Identification and prioritization of novel therapeutic candidates against glutamate racemase from Klebsiella pneumoniae.

Background: Klebsiella pneumoniae, a gram-negative bacterium in the Enterobacteriaceae family, is non-motile, encapsulated, and a major cause of nosocomial infections, particularly in intensive care units. The bacterium possesses a thick polysaccharide capsule and fimbriae, which contribute to its virulence, resistance to phagocytosis, and attachment to host cells. The bacterium has developed serious resistance to most antibiotics currently in use.

Objective: This study aims to investigate the structural properties of MurI (glutamate racemase) from Klebsiella pneumoniae and to identify potential candidate inhibitors against the protein, which will help in the development of new strategies to combat the infections related to MDR strains of Klebsiella pneumoniae.

Methods: The 3D structure of the protein was modelled using SWISS-MODEL, which utilizes the homology modelling technique. After refinement, the structure was subjected to virtual high throughput screening on the TACC server using Enamine AC collection.
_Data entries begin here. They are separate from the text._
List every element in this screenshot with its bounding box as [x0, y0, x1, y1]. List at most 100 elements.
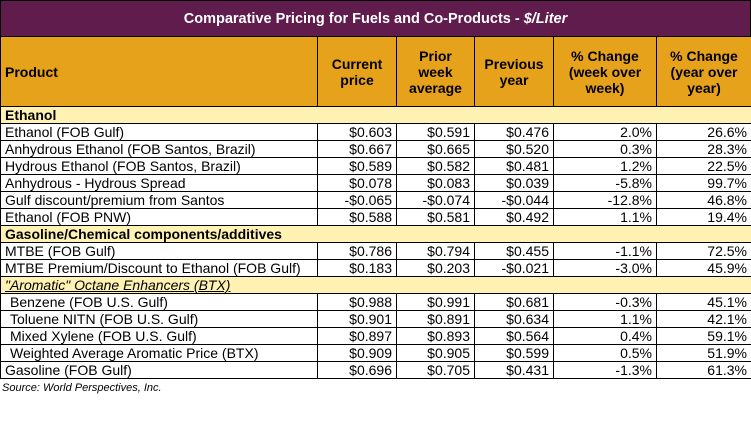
product-cell: MTBE (FOB Gulf)	[0, 242, 318, 260]
value-cell: 42.1%	[656, 310, 751, 328]
value-cell: 22.5%	[656, 157, 751, 175]
product-cell: Anhydrous - Hydrous Spread	[0, 174, 318, 192]
value-cell: 1.2%	[553, 157, 657, 175]
product-cell: Weighted Average Aromatic Price (BTX)	[0, 344, 318, 362]
value-cell: $0.665	[396, 140, 475, 158]
section-row: Ethanol	[0, 106, 751, 124]
value-cell: $0.581	[396, 208, 475, 226]
value-cell: -$0.074	[396, 191, 475, 209]
title-bar: Comparative Pricing for Fuels and Co-Pro…	[0, 0, 751, 36]
value-cell: $0.455	[474, 242, 554, 260]
data-row: Ethanol (FOB Gulf) $0.603 $0.591 $0.476 2.0%…	[0, 123, 751, 141]
data-row: Benzene (FOB U.S. Gulf) $0.988 $0.991 $0.68…	[0, 293, 751, 311]
value-cell: $0.991	[396, 293, 475, 311]
value-cell: $0.083	[396, 174, 475, 192]
value-cell: 1.1%	[553, 310, 657, 328]
value-cell: $0.588	[317, 208, 397, 226]
value-cell: 0.3%	[553, 140, 657, 158]
value-cell: $0.696	[317, 361, 397, 379]
value-cell: $0.476	[474, 123, 554, 141]
value-cell: $0.667	[317, 140, 397, 158]
product-cell: Ethanol (FOB PNW)	[0, 208, 318, 226]
value-cell: -12.8%	[553, 191, 657, 209]
section-row: Gasoline/Chemical components/additives	[0, 225, 751, 243]
value-cell: -5.8%	[553, 174, 657, 192]
value-cell: 19.4%	[656, 208, 751, 226]
product-cell: MTBE Premium/Discount to Ethanol (FOB Gu…	[0, 259, 318, 277]
value-cell: 51.9%	[656, 344, 751, 362]
product-cell: Mixed Xylene (FOB U.S. Gulf)	[0, 327, 318, 345]
value-cell: $0.203	[396, 259, 475, 277]
pricing-table: Product Current price Prior week average Pr…	[0, 36, 751, 379]
data-row: Gasoline (FOB Gulf) $0.696 $0.705 $0.431 -1.…	[0, 361, 751, 379]
value-cell: -$0.065	[317, 191, 397, 209]
value-cell: $0.520	[474, 140, 554, 158]
data-row: MTBE (FOB Gulf) $0.786 $0.794 $0.455 -1.1% 72…	[0, 242, 751, 260]
value-cell: $0.634	[474, 310, 554, 328]
value-cell: -0.3%	[553, 293, 657, 311]
value-cell: 61.3%	[656, 361, 751, 379]
value-cell: $0.431	[474, 361, 554, 379]
value-cell: 0.5%	[553, 344, 657, 362]
value-cell: -$0.021	[474, 259, 554, 277]
product-cell: Gulf discount/premium from Santos	[0, 191, 318, 209]
data-row: Weighted Average Aromatic Price (BTX) $0.…	[0, 344, 751, 362]
data-row: Anhydrous - Hydrous Spread $0.078 $0.083 $0…	[0, 174, 751, 192]
value-cell: $0.078	[317, 174, 397, 192]
value-cell: $0.909	[317, 344, 397, 362]
value-cell: 99.7%	[656, 174, 751, 192]
value-cell: 46.8%	[656, 191, 751, 209]
value-cell: $0.681	[474, 293, 554, 311]
value-cell: $0.603	[317, 123, 397, 141]
value-cell: $0.786	[317, 242, 397, 260]
value-cell: -$0.044	[474, 191, 554, 209]
header-row: Product Current price Prior week average Pr…	[0, 36, 751, 107]
value-cell: $0.039	[474, 174, 554, 192]
value-cell: $0.591	[396, 123, 475, 141]
value-cell: $0.481	[474, 157, 554, 175]
column-header: % Change (week over week)	[553, 36, 657, 107]
value-cell: $0.564	[474, 327, 554, 345]
column-header: Prior week average	[396, 36, 475, 107]
product-cell: Anhydrous Ethanol (FOB Santos, Brazil)	[0, 140, 318, 158]
value-cell: $0.905	[396, 344, 475, 362]
value-cell: -1.3%	[553, 361, 657, 379]
data-row: Hydrous Ethanol (FOB Santos, Brazil) $0.5…	[0, 157, 751, 175]
value-cell: $0.582	[396, 157, 475, 175]
value-cell: 72.5%	[656, 242, 751, 260]
value-cell: 59.1%	[656, 327, 751, 345]
value-cell: $0.492	[474, 208, 554, 226]
value-cell: 1.1%	[553, 208, 657, 226]
value-cell: 45.9%	[656, 259, 751, 277]
value-cell: $0.599	[474, 344, 554, 362]
value-cell: 26.6%	[656, 123, 751, 141]
value-cell: $0.705	[396, 361, 475, 379]
data-row: Mixed Xylene (FOB U.S. Gulf) $0.897 $0.893…	[0, 327, 751, 345]
data-row: Toluene NITN (FOB U.S. Gulf) $0.901 $0.891…	[0, 310, 751, 328]
section-label: Ethanol	[0, 106, 751, 124]
value-cell: $0.589	[317, 157, 397, 175]
source: Source: World Perspectives, Inc.	[2, 382, 162, 394]
column-header: Product	[0, 36, 318, 107]
data-row: Anhydrous Ethanol (FOB Santos, Brazil) $0…	[0, 140, 751, 158]
product-cell: Gasoline (FOB Gulf)	[0, 361, 318, 379]
value-cell: $0.988	[317, 293, 397, 311]
product-cell: Hydrous Ethanol (FOB Santos, Brazil)	[0, 157, 318, 175]
section-label: "Aromatic" Octane Enhancers (BTX)	[0, 276, 751, 294]
value-cell: 45.1%	[656, 293, 751, 311]
title: Comparative Pricing for Fuels and Co-Pro…	[183, 10, 520, 27]
section-row: "Aromatic" Octane Enhancers (BTX)	[0, 276, 751, 294]
value-cell: 2.0%	[553, 123, 657, 141]
value-cell: -3.0%	[553, 259, 657, 277]
section-label: Gasoline/Chemical components/additives	[0, 225, 751, 243]
value-cell: 28.3%	[656, 140, 751, 158]
value-cell: $0.901	[317, 310, 397, 328]
product-cell: Toluene NITN (FOB U.S. Gulf)	[0, 310, 318, 328]
value-cell: $0.794	[396, 242, 475, 260]
product-cell: Ethanol (FOB Gulf)	[0, 123, 318, 141]
product-cell: Benzene (FOB U.S. Gulf)	[0, 293, 318, 311]
value-cell: 0.4%	[553, 327, 657, 345]
value-cell: $0.897	[317, 327, 397, 345]
value-cell: $0.893	[396, 327, 475, 345]
data-row: MTBE Premium/Discount to Ethanol (FOB Gu…	[0, 259, 751, 277]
The obtained molecules were then put through various screening parameters to obtain promising lead candidates, and the selected molecules were then subjected to MD simulations. The data obtained from MD simulations was then assessed with the help of different global dynamics analyses. The protein-ligand complexes were also subjected to MM/PBSA-based binding free energy calculation using the g_mmpbsa program.

Results: The screening parameters employed on the molecules obtained via virtual screening from the TACC server revealed that Z1542321346 and Z2356864560 out of four molecules have better potential to act as potential inhibitors for MurI protein. The binding free energy values, which came out to be -27.26±3.06 kcal/mol and -29.53±4.29 kcal/mol for Z1542321346 and Z2356864560 molecules, respectively, favoured these molecules in terms of inhibition potential towards targeted protein.

Conclusion: The investigation of MurI via computational approach and the subsequent analysis of potential inhibitors can pave the way for developing new therapeutic strategies to combat the infections and antibiotic resistance of Klebsiella pneumoniae. This study could significantly help the medical fraternity in the treatment of infections caused by this multidrug-resistant pathogen.